On Dec 24, 2015 9:26 AM, "汪洋" <tiandiwo...@icloud.com> wrote:

> I see.
>
> Thanks.
>
>
> 在 2015年12月24日,上午11:44,Zhan Zhang <zzh...@hortonworks.com> 写道:
>
> There has to have a central point to collaboratively collecting exactly
> 1 records, currently the approach is using one single partitions, which
> is easy to implement.
> Otherwise, the driver has to count the number of records in each partition
> and then decide how many records  to be materialized in each partition,
> because some partition may not have enough number of records, sometimes it
> is even empty.
>
> I didn’t see any straightforward walk around for this.
>
> Thanks.
>
> Zhan Zhang
>
>
>
> On Dec 23, 2015, at 5:32 PM, 汪洋 <tiandiwo...@icloud.com> wrote:
>
> It is an application running as an http server. So I collect the data as
> the response.
>
> 在 2015年12月24日,上午8:22,Hudong Wang <justupl...@hotmail.com> 写道:
>
> When you call collect() it will bring all the data to the driver.

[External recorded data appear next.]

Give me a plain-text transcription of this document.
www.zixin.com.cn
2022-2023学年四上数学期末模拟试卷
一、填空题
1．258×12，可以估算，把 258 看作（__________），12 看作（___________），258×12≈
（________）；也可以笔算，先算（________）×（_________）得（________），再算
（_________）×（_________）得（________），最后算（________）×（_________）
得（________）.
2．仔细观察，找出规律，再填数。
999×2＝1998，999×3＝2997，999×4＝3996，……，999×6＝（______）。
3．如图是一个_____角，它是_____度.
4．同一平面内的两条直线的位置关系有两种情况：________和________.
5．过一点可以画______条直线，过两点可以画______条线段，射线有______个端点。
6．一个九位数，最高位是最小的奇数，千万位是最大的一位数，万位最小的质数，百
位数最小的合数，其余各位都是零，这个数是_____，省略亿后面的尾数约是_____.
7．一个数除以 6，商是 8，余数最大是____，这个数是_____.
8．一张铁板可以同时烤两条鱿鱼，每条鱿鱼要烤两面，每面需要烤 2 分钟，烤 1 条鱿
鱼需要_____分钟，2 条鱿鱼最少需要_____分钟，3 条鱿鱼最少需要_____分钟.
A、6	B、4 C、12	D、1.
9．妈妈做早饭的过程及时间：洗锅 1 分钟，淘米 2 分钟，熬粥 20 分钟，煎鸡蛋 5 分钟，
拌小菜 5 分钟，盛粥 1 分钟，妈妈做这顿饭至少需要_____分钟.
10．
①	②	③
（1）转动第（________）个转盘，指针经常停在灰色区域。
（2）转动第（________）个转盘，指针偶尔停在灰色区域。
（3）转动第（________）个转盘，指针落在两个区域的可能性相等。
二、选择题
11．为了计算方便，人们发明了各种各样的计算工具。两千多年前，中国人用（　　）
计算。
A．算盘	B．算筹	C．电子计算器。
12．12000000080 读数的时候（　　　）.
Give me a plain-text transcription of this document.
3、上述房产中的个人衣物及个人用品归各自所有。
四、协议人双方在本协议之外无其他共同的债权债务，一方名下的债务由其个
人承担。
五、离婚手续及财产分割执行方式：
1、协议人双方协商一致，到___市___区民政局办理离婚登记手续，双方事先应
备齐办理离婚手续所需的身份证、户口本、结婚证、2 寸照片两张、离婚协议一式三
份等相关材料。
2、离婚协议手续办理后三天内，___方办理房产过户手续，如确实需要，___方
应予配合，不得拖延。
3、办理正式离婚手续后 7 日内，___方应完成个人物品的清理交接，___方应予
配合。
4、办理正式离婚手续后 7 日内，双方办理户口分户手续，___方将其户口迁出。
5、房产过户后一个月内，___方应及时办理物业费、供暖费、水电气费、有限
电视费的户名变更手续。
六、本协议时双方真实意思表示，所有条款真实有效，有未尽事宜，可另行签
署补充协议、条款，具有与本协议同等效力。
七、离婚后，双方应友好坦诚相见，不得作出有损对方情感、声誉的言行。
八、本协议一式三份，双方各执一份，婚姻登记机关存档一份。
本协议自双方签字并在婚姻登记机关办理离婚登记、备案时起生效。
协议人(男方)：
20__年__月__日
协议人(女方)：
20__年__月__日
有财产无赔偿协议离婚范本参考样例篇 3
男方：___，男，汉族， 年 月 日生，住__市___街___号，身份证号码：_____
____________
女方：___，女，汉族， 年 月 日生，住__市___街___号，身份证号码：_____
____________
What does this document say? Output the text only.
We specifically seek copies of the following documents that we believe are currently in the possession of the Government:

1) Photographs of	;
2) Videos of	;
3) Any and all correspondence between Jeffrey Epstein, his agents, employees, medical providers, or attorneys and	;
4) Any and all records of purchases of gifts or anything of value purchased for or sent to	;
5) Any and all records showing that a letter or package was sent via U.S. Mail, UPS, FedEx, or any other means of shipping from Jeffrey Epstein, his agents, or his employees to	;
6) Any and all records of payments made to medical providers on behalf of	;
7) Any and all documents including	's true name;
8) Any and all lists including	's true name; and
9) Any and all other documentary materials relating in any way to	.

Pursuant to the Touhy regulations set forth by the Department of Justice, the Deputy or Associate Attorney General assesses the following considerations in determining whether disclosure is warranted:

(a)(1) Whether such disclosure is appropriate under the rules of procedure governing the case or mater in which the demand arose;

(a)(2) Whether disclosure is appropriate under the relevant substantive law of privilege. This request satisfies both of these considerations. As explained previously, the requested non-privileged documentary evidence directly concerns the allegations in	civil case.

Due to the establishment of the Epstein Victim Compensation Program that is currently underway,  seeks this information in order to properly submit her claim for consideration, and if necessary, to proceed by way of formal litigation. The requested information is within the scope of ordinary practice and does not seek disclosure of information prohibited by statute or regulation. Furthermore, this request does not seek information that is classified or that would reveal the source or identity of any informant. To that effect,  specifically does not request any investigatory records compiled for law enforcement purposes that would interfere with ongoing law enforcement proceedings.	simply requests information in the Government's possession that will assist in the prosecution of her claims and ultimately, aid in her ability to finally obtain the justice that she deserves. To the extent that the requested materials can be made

Do you
> mean to call persist() instead?
>
> --
> From: tiandiwo...@icloud.com
> Subject: Problem using limit clause in spark sql
> Date: Wed, 23 Dec 2015 21:26:51 +0800
> To: user@spark.apache.org
>
> Hi,
> I am using spark sql in a way like this:
>
> sqlContext.sql(“select * from table limit 1”).map(...).collect()
>
> The problem is that the limit clause will collect all the 10,000 records
> into a single partition, resulting the map afterwards running only in one
> partition and being really slow.I tried to use repartition, but it is
> kind of a waste to collect all those records into one partition and then
> shuffle them around and then collect them again.
>
> Is there a way to work around this?
> BTW, there is no order by clause and I do not care which 1 records I
> get as long as the total number is less or equal then 1.
>
>
>
>
>


Re: Problem using limit clause in spark sql

2015-12-23 Thread 汪洋
It is an application running as an http server. So I collect the data as the 
response.

> 在 2015年12月24日,上午8:22,Hudong Wang <justupl...@hotmail.com> 写道:
> 
> When you call collect() it will bring all the data to the driver. Do you mean 
> to call persist() instead?
> 
> From: tiandiwo...@icloud.com
> Subject: Problem using limit clause in spark sql
> Date: Wed, 23 Dec 2015 21:26:51 +0800
> To: user@spark.apache.org
> 
> Hi,
> I am using spark sql in a way like this:
> 
> sqlContext.sql(“select * from table limit 1”).map(...).collect()
> 
> The problem is that the limit clause will collect all the 10,000 records into 
> a single partition, resulting the map afterwards running only in one 
> partition and being really slow.I tried to use repartition, but it is kind of 
> a waste to collect all those records into one partition and then shuffle them 
> around and then collect them again.
> 
> Is there a way to work around this? 
> BTW, there is no order by clause and I do not care which 1 records I get 
> as long as the total number is less or equal then 1.